Jumat, 20 Desember 2013

IMPOR BERAS DAN PETANI

Sang kancil curi laserdisc nya pak tani. Pak tani lupa pasang alarm. Untung tv warnanya nggak ilang. Untung mobil BMW nya nggak dibawa. Petani bajak sawah pakai traktor. Kerja rutin control sawah pakai Harley. Hitung laba panen pakai computer. Kirim beras pakai helicopter. Kapan-kapan semua itu akan terjadi????

Lagu group music Slank berjudul “Pak Tani” di atas merupakan ironi yang terjadi pada petani Indonesia. Seringkali kita mendengar kebijakan pemerintah untuk mengimpor beras bahkan ketika petani sedang menikmati surplus panen. Kebijakan ini gencar dilakukan beberapa waktu lalu., pemerintah melalui Bulog akan membuka keran impor beras sebesar 250.000 ton dari Thailand. Di detik yang sama petani Indonesia tengah mengalami panen raya di sentra-sentra produksi beras seperti Cirebon, Indramayu, Subang; daerah pantura dan beberapa wilayah Jawa Timur. Impor beras malah dilakukan manakala petani mencapai surplus beras hingga 2,2 juta ton (khususnya di Jawa Timur).

Nah, pertanyaannya mengapa impor beras dari luar negeri dapat menyusahkan petani dalam negeri????

Alasan klasik kebijakan pemerintah dalam mengimpor beras luar negri adalah mengantisipasi kelangkaan beras yang pada nyatanya dapat ditutupi dengan pasokan beras dalam negri namun menurut beberapa sumber hal itu dikarenakan rendahnya harga beras dunia yang dimanfaatkan oleh pemerintah dan sebagai cadangan untuk jaga-jaga ketika ada bencana untuk memenuhi kebutuhan beras nasional.

Pelaku ekonomi yang paling dipengaruhi atas hal ini adalah para importir beras dan para petani. Para importir beras mengalami keuntungan karena selisih harga impor yang lebih rendah dari harga domestik namun, hal ini juga berdampak buruk bagi para petani dalam negri yang menolak dengan tegas adanya impor besar-besaran yang dilakukan pemerintah karena jika beras impor menguasai pasar dikhawatirkan harga beras lokal akan jatuh serta anjloknya harga jual gabah yang seharusnya naik saat panen raya padahal biaya produsi terus naik akibat harga pupuk dan kebutuhan hidup terus naik pula dari waktu ke waktu hal itu pasti juga berpengaruh terhadap keadaan ekonomi petani dalam negri yang lambat laun akan mengalami kerugian besar.
Seharusnya BULOG (Badan Urusan Logistik) yang notabene adalah operator pangan Indonesia lebih banyak menguntungkan petani dengan mengurangi impor beras dan mengutamakan produksi dalam negri.
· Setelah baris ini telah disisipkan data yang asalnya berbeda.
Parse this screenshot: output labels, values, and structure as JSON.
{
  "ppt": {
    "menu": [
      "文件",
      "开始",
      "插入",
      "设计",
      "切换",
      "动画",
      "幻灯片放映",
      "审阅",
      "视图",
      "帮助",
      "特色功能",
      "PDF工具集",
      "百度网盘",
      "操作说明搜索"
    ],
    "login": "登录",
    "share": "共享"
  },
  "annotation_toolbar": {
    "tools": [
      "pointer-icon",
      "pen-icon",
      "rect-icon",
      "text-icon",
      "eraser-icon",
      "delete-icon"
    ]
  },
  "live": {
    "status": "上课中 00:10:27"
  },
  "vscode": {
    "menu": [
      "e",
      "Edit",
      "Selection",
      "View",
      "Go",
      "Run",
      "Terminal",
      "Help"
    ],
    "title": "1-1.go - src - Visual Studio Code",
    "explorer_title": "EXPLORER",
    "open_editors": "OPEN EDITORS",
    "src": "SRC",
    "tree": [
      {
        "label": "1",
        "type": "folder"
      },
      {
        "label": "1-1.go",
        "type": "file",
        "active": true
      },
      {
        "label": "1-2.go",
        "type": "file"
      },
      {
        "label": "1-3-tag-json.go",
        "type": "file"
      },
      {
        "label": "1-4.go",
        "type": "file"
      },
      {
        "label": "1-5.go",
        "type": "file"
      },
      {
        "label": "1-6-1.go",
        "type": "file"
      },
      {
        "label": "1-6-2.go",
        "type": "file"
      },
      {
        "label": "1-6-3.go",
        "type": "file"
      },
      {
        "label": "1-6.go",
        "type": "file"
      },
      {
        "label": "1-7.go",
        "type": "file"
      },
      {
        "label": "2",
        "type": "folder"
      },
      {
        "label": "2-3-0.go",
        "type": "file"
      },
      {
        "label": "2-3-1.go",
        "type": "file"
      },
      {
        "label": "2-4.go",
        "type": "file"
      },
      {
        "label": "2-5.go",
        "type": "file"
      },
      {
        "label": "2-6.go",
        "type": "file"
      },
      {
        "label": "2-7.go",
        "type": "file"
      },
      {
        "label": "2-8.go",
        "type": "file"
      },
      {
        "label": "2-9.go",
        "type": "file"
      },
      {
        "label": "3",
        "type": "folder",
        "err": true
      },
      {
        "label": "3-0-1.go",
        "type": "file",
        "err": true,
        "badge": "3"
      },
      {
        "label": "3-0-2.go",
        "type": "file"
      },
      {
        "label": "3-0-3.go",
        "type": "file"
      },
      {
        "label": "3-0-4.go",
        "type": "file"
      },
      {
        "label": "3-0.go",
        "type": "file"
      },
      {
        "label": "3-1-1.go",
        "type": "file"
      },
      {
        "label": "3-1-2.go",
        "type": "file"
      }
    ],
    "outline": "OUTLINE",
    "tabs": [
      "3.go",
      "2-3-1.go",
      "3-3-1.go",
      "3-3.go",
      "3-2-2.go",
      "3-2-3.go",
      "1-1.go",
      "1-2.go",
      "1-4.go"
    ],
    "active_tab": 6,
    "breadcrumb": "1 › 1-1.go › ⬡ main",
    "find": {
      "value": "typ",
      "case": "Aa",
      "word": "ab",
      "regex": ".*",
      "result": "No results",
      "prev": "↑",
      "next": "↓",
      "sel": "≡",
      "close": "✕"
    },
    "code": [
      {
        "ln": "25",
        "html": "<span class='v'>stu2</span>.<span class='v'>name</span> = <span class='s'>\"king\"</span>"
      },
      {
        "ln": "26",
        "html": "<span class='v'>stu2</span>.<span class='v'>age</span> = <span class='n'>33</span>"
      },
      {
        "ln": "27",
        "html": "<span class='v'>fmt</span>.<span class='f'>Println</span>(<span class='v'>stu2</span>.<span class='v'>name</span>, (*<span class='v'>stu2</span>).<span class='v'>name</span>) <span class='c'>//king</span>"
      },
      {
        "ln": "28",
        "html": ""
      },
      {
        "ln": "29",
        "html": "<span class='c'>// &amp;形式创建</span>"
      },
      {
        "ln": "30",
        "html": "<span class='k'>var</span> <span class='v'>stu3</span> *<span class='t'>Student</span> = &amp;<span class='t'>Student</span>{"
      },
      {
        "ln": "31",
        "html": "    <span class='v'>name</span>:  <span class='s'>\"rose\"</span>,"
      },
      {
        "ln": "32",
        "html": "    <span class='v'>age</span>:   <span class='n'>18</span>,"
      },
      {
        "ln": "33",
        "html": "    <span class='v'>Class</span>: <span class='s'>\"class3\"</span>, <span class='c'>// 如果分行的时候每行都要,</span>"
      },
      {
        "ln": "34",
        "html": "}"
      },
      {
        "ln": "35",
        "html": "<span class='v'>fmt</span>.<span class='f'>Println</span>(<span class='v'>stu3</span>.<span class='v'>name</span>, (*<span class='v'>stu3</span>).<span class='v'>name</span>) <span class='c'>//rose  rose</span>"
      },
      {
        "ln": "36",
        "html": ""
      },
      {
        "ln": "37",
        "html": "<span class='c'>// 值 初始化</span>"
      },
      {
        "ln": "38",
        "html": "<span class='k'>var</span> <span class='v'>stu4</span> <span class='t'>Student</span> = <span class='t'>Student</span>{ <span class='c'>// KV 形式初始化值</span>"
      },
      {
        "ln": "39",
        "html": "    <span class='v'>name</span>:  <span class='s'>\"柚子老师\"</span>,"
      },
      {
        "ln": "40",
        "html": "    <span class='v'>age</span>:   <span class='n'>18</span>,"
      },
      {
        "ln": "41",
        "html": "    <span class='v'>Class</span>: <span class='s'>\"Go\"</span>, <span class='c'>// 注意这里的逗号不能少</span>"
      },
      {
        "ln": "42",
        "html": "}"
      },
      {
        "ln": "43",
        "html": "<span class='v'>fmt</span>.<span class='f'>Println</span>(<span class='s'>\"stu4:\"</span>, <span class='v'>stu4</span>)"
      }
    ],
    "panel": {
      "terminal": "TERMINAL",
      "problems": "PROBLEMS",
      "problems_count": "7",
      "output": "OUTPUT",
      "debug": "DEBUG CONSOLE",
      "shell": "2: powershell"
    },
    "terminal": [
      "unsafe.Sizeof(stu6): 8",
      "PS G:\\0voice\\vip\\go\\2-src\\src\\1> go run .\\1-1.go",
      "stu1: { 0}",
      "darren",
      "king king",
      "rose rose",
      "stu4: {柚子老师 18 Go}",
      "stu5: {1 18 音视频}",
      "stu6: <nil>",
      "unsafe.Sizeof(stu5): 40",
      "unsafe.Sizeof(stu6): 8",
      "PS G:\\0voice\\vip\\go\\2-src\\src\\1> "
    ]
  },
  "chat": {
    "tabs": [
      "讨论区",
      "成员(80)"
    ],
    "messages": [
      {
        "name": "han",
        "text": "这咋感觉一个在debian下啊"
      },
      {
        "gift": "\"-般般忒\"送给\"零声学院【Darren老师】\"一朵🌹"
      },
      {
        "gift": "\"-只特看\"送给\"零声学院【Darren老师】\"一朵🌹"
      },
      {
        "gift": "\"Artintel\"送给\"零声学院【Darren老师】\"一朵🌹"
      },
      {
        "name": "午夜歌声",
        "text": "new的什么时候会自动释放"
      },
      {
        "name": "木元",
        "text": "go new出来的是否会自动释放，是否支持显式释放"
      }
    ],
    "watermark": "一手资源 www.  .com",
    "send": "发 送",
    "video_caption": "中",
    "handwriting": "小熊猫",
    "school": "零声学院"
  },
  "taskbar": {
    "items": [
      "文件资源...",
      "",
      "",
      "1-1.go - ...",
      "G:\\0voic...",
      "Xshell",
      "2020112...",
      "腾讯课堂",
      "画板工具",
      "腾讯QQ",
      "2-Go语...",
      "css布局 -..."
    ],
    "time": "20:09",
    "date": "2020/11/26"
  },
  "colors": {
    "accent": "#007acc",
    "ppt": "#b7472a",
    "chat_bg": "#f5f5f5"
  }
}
Bukankah tugas utama Bulog adalah membeli gabah petani dan menjualnya pada masa di luar musim panen? Pemerintah juga seharusnya bertindak tegas akan hal yang menyangkut kebutuhan pokok ini (beras), karena pada kenyataannya beras merupakan sesuatu yang harus selalu tersedia sebagai kebutuhan primer yang tidak dapat dilepaskan dari manusia terutama masyarakat Indonesia.

Jika memang beras impor hanya sebagai cadangan untuk berjaga-jaga akan adanya bencana, pemerintah harus bertindak tegas bahwasanya beras tersebut hanya boleh didistribusikan ketika dalam keadaan terdesak seperti adanya kelangkaan beras atau adanya bencana saja, serta tetap menfokuskan produksi beras dalam negri agar kualitasnya terus meningkat dan mencukupi untuk kebutuhan beras nasional.